Judge Extends Northwest Airlines Labor Talks Again

Both sides reported progress but talks had not wrapped up when they met with Judge Allan Gropper on Friday.


The judge overseeing Northwest Airlines Corp.'s bankruptcy case granted another extension on Friday of a deadline for a pay-cut deal between the carrier and its pilots and flight attendants.

Judge Allan Gropper, who is hearing the case in New York City, had given the unions and the airline until Friday to make a deal. The new deadline is Wednesday.

Gropper's one-paragraph order said the unions and the airline have met in good-faith negotiations, and that all sides agreed to extend the deadline until Wednesday.

Both sides reported progress but talks had not wrapped up when they met with Gropper on Friday. He is considering Northwest's request to reject its contracts with the two unions. That would leave Northwest free to impose its pay cuts and work rule changes. Both unions have warned they may strike if that happens.

Pilot voting on whether to authorize a strike wraps up on Tuesday. The flight attendant strike vote ends on March 6.

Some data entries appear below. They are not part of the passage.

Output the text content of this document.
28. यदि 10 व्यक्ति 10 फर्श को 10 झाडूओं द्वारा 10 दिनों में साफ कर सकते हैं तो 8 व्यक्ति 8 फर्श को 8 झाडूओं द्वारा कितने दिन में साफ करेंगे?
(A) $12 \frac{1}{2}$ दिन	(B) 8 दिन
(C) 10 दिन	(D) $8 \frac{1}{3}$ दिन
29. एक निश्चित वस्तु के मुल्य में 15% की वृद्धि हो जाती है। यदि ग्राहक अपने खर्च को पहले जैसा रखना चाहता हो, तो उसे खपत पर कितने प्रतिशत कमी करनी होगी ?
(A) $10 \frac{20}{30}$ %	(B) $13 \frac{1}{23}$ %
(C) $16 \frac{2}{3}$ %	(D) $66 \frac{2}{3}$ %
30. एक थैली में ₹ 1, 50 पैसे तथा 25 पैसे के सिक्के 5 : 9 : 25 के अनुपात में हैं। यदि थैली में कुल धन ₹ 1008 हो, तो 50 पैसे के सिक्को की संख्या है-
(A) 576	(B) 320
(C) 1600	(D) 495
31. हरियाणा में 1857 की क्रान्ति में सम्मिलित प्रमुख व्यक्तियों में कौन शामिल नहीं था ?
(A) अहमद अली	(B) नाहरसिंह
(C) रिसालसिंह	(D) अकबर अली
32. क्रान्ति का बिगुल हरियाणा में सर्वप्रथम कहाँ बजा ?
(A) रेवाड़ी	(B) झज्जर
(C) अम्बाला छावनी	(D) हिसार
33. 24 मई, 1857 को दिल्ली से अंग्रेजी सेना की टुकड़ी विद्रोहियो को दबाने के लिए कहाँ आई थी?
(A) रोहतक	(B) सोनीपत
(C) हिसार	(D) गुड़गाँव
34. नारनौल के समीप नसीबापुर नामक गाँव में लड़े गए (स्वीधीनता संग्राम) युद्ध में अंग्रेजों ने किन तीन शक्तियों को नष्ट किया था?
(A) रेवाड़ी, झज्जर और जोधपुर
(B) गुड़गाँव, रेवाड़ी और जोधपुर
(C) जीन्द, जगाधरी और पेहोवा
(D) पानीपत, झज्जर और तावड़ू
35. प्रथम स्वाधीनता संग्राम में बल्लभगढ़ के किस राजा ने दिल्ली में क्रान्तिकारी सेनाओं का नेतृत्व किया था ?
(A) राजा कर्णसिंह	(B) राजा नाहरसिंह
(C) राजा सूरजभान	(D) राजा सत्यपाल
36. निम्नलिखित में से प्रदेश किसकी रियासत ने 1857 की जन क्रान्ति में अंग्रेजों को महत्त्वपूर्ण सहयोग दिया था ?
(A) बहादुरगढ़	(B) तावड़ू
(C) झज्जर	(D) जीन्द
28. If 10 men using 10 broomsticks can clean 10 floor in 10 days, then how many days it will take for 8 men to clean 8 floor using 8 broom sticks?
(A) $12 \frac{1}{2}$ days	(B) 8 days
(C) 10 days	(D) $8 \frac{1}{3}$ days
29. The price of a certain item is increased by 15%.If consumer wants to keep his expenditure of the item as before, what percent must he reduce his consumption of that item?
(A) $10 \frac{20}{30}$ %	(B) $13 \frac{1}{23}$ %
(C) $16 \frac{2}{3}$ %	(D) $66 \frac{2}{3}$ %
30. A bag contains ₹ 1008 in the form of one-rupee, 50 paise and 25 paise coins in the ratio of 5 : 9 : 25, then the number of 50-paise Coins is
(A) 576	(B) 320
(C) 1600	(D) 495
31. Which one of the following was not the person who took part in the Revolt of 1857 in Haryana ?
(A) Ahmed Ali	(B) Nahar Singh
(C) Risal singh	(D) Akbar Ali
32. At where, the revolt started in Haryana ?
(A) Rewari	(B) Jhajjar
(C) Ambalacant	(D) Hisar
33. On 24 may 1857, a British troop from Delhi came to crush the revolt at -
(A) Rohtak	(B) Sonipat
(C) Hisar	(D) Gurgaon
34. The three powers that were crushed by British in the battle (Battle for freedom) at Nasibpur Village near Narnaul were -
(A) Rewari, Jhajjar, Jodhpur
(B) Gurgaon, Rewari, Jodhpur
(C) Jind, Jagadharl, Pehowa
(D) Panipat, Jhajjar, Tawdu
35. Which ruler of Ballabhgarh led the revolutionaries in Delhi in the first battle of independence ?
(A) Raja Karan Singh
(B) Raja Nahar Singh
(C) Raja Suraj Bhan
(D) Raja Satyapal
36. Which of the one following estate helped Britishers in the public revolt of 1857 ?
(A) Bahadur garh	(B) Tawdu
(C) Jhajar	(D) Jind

Airline and union representatives met with the judge in his courtroom before breaking into smaller groups to talk about the status of negotiations. Each party in the negotiations is meeting with the judge separately within the courthouse in lower Manhattan.

Gropper has been pushing the negotiators to make a deal rather than have him rule on the matter.

Northwest spokesman Bill Mellon did not give details about the initial meeting in Gropper's courtroom, and declined to say if Gropper was acting as a mediator.

The company issued a statement saying that "while it appreciates Judge Gropper giving the parties additional time to continue to reach consensual agreements, achieving the needed labor cost savings as soon as possible is critical to the success of Northwest Airlines, which is losing $3 million to $4 million per day."

Northwest, which filed for bankruptcy protection in September, has said it needs $1.4 billion in annual savings from its labor unions to compete with low-cost carriers and absorb rising fuel costs. Northwest is based near Minneapolis in Eagan, Minn.